April 13, 2011

To achieve due process and equal justice among stoners, all social classes, races, and age groups must be represented according to their relative proportions in the state or local jurisdiction where the murder took place. Due process demands that the stoners be chosen by random selection from the electoral roll much as members of juries are. There can be no special exemptions for lawyers, the clergy, or conscientious objectors to capital punishment. Only those enfeebled by illness or extreme age can be exempt.

Today it is the duty of women as much as men to kill on behalf of the state. Now that women see combat in the American armed forces, we may assume that they can also hurl a mean rock as accurately and forcefully as any man. Half of those conscripted to take part in a public stoning must be female if modern principles of equality are to be respected.

The problem is that many women (and indeed many men) might refuse to undertake their vital civic duty of stoning a murderer to death. Under these circumstances it is difficult, at least in peacetime, to see how the objectors could be compelled to take part. If substantial numbers of people were to evade this vital social duty, the principle of equal justice would be overturned.

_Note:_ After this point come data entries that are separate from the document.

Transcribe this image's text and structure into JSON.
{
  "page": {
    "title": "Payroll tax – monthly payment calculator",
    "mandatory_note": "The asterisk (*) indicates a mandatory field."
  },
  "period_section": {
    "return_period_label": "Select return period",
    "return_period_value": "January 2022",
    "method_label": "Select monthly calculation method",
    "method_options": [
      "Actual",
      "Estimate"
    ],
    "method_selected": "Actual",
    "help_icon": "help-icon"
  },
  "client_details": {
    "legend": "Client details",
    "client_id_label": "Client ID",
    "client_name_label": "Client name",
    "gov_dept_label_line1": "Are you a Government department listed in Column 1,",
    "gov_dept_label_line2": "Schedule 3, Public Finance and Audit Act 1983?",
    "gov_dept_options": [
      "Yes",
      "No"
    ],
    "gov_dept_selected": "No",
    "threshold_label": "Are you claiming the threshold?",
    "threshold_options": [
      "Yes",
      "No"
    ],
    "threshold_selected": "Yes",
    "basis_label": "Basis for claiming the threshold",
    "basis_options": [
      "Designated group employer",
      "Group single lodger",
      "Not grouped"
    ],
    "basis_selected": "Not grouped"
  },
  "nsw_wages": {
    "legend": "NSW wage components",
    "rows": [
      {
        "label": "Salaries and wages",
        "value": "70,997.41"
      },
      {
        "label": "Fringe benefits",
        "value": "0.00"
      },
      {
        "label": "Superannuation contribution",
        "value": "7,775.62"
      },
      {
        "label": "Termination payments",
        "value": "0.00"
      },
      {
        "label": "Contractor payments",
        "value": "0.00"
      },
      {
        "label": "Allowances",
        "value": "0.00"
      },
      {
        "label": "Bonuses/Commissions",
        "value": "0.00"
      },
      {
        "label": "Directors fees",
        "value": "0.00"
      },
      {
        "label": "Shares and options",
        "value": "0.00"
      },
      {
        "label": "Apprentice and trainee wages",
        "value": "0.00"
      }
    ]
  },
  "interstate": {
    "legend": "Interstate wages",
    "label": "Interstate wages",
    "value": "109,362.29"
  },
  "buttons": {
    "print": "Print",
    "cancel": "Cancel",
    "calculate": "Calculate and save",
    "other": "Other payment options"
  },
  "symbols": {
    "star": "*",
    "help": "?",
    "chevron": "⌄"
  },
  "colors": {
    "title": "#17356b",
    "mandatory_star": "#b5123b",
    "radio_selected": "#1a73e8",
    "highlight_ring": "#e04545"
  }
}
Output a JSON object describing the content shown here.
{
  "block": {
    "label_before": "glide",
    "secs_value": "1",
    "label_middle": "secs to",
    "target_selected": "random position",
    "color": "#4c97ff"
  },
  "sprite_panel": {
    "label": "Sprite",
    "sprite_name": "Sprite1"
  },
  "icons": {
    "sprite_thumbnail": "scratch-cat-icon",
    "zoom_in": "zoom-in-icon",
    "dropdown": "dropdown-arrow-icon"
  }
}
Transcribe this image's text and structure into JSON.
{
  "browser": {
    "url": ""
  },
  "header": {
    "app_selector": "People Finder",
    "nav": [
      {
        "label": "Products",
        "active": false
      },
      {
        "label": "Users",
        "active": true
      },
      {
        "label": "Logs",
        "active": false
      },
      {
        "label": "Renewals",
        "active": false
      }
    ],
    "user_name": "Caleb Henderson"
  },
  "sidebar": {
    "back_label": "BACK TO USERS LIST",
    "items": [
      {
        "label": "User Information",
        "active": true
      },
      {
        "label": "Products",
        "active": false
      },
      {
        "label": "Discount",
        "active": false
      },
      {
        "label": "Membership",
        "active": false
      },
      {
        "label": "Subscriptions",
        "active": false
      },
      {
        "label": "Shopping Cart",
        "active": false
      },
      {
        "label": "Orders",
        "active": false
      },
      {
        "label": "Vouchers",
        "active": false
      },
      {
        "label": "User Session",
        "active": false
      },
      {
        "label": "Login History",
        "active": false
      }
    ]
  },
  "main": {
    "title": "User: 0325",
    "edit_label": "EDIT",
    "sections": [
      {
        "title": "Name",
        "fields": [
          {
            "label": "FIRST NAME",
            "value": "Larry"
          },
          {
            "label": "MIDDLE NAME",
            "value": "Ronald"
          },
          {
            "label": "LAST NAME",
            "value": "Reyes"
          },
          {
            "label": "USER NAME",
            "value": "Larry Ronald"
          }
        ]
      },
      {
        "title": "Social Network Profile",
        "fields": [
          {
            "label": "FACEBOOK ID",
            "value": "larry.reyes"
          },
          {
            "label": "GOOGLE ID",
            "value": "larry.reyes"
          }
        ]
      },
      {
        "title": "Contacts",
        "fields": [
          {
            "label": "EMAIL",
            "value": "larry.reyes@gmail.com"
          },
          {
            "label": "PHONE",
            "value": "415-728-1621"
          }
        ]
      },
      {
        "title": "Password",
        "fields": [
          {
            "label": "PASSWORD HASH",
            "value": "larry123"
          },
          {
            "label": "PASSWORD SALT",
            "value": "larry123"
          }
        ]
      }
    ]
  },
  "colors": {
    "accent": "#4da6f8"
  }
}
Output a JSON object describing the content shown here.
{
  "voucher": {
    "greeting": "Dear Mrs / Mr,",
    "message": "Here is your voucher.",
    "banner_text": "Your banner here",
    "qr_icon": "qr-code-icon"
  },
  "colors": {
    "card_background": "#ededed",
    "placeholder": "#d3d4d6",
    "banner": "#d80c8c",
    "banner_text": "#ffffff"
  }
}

Even worse, we are faced with a harsh American paradox. The vast majority of Americans are so strongly in favor of capital punishment that any serious candidate for high political office must share or pretend to share their enthusiasm as the price of election. Yet very few would have the moral fiber to take part in a stoning. There is an inner moral tension within America that in most states is likely to lead to capital punishment’s abolition once the citizens are forced to personally carry out the decisions they have authorized. If the Americans legalized stoning, within a decade murderers would only get executed in Texas.